Second, to narrow the scope of possible conflict between the branches, courts should insist on a subpoena no broader than reasonably necessary to support Congress’s legislative objective. The specificity of the subpoena’s request “serves as an important safeguard against unnecessary intrusion into the operation of the Office of the President.” Cheney, 542 U. S., at 387.
**Third, courts should be attentive to the nature of the evidence offered by Congress to establish that a subpoena advances a valid legislative purpose. The more detailed and substantial the evidence of Congress’s legislative purpose, the better. See Watkins, 354 U. S., at 201, 205 (preferring such evidence over “vague” and “loosely worded” evidence of Congress’s purpose). That is particularly true when Congress contemplates legislation that raises sensitive constitutional issues, such as legislation concerning the Presidency. In such cases, it is “impossible” to conclude that a subpoena is designed to advance a valid legislative purpose unless Congress adequately identifies its aims and explains why the President’s information will advance its consideration of the possible legislation. Id., at 205–206, 214–215. **
Fourth, courts should be careful to assess the burdens imposed on the President by a subpoena. We have held that burdens on the President’s time and attention stemming from judicial process and litigation, without more, generally do not cross constitutional lines. See Vance, ante, at 12–14; Clinton, 520 U. S., at 704–705. But burdens imposed by a congressional subpoena should be carefully scrutinized, for they stem from a rival political branch that has an ongoing relationship with the President and incentives to use s-poenas for institutional advantage."
(bolded text is from the opinion, and is the court’s “test”). Not a lot of soaring rhetoric there, just the kind of thing that any decent lawyer would have anticipated, and built a record of. Court lays out a test to judge the issue. The problem is that the Lower Court did not address some/all of these issue, and/or Letter did not address how each of the potentially relevant factors applied to this case in his brief.
So while no Trump’s taxes, I have to say, that they fault of this is the democratic appointed house counsel and whomever is directing him. Part of the problem is a series of committee chairs who are (a) not lawyers (or at least not real lawyers), and (b) sort of old school pols. People like Jerry Nadler, Richard Neil, Elliot Engel, are just not capable of doing the kind of detailed work that say Adam Schiff did in the impeachment. And the result is a hash like what they put before the supreme court.

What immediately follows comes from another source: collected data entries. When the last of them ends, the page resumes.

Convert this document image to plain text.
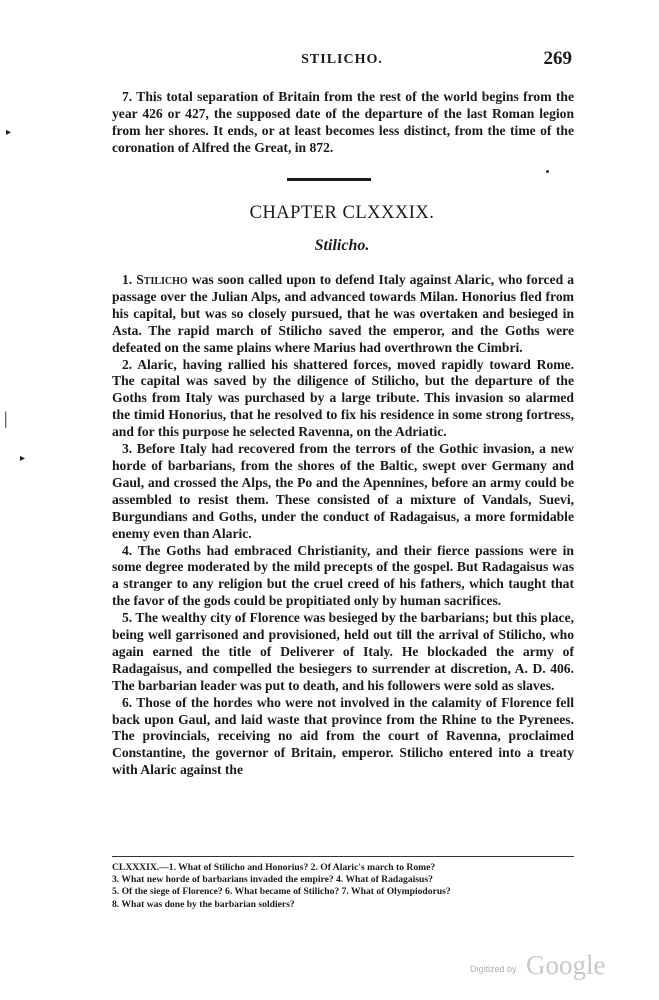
STILICHO.	269
▸

7. This total separation of Britain from the rest of the world begins from the year 426 or 427, the supposed date of the departure of the last Roman legion from her shores. It ends, or at least becomes less distinct, from the time of the coronation of Alfred the Great, in 872.

CHAPTER CLXXXIX.
Stilicho.
|
▸

1. Stilicho was soon called upon to defend Italy against Alaric, who forced a passage over the Julian Alps, and advanced towards Milan. Honorius fled from his capital, but was so closely pursued, that he was overtaken and besieged in Asta. The rapid march of Stilicho saved the emperor, and the Goths were defeated on the same plains where Marius had overthrown the Cimbri.

2. Alaric, having rallied his shattered forces, moved rapidly toward Rome. The capital was saved by the diligence of Stilicho, but the departure of the Goths from Italy was purchased by a large tribute. This invasion so alarmed the timid Honorius, that he resolved to fix his residence in some strong fortress, and for this purpose he selected Ravenna, on the Adriatic.

3. Before Italy had recovered from the terrors of the Gothic invasion, a new horde of barbarians, from the shores of the Baltic, swept over Germany and Gaul, and crossed the Alps, the Po and the Apennines, before an army could be assembled to resist them. These consisted of a mixture of Vandals, Suevi, Burgundians and Goths, under the conduct of Radagaisus, a more formidable enemy even than Alaric.

4. The Goths had embraced Christianity, and their fierce passions were in some degree moderated by the mild precepts of the gospel. But Radagaisus was a stranger to any religion but the cruel creed of his fathers, which taught that the favor of the gods could be propitiated only by human sacrifices.

5. The wealthy city of Florence was besieged by the barbarians; but this place, being well garrisoned and provisioned, held out till the arrival of Stilicho, who again earned the title of Deliverer of Italy. He blockaded the army of Radagaisus, and compelled the besiegers to surrender at discretion, A. D. 406. The barbarian leader was put to death, and his followers were sold as slaves.

6. Those of the hordes who were not involved in the calamity of Florence fell back upon Gaul, and laid waste that province from the Rhine to the Pyrenees. The provincials, receiving no aid from the court of Ravenna, proclaimed Constantine, the governor of Britain, emperor. Stilicho entered into a treaty with Alaric against the

CLXXXIX.—1. What of Stilicho and Honorius? 2. Of Alaric's march to Rome?
3. What new horde of barbarians invaded the empire? 4. What of Radagaisus?
5. Of the siege of Florence? 6. What became of Stilicho? 7. What of Olympiodorus?
8. What was done by the barbarian soldiers?
Digitized by Google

Put another way, this was not something that the conservative supreme court was going to fix for the democrats.
There is an old saying that “hard cases make bad laws” and unfortunately, the democrats made this a hard case given how they litigated it, and had the Court just given the House untrammeled power to investigate, well the republican controlled senate or house of the future would have used that power to try to do in a democratic president. And given that Republicans are more likely to abuse the power, it is probably good long term that the Supreme Court set down a test and some limits.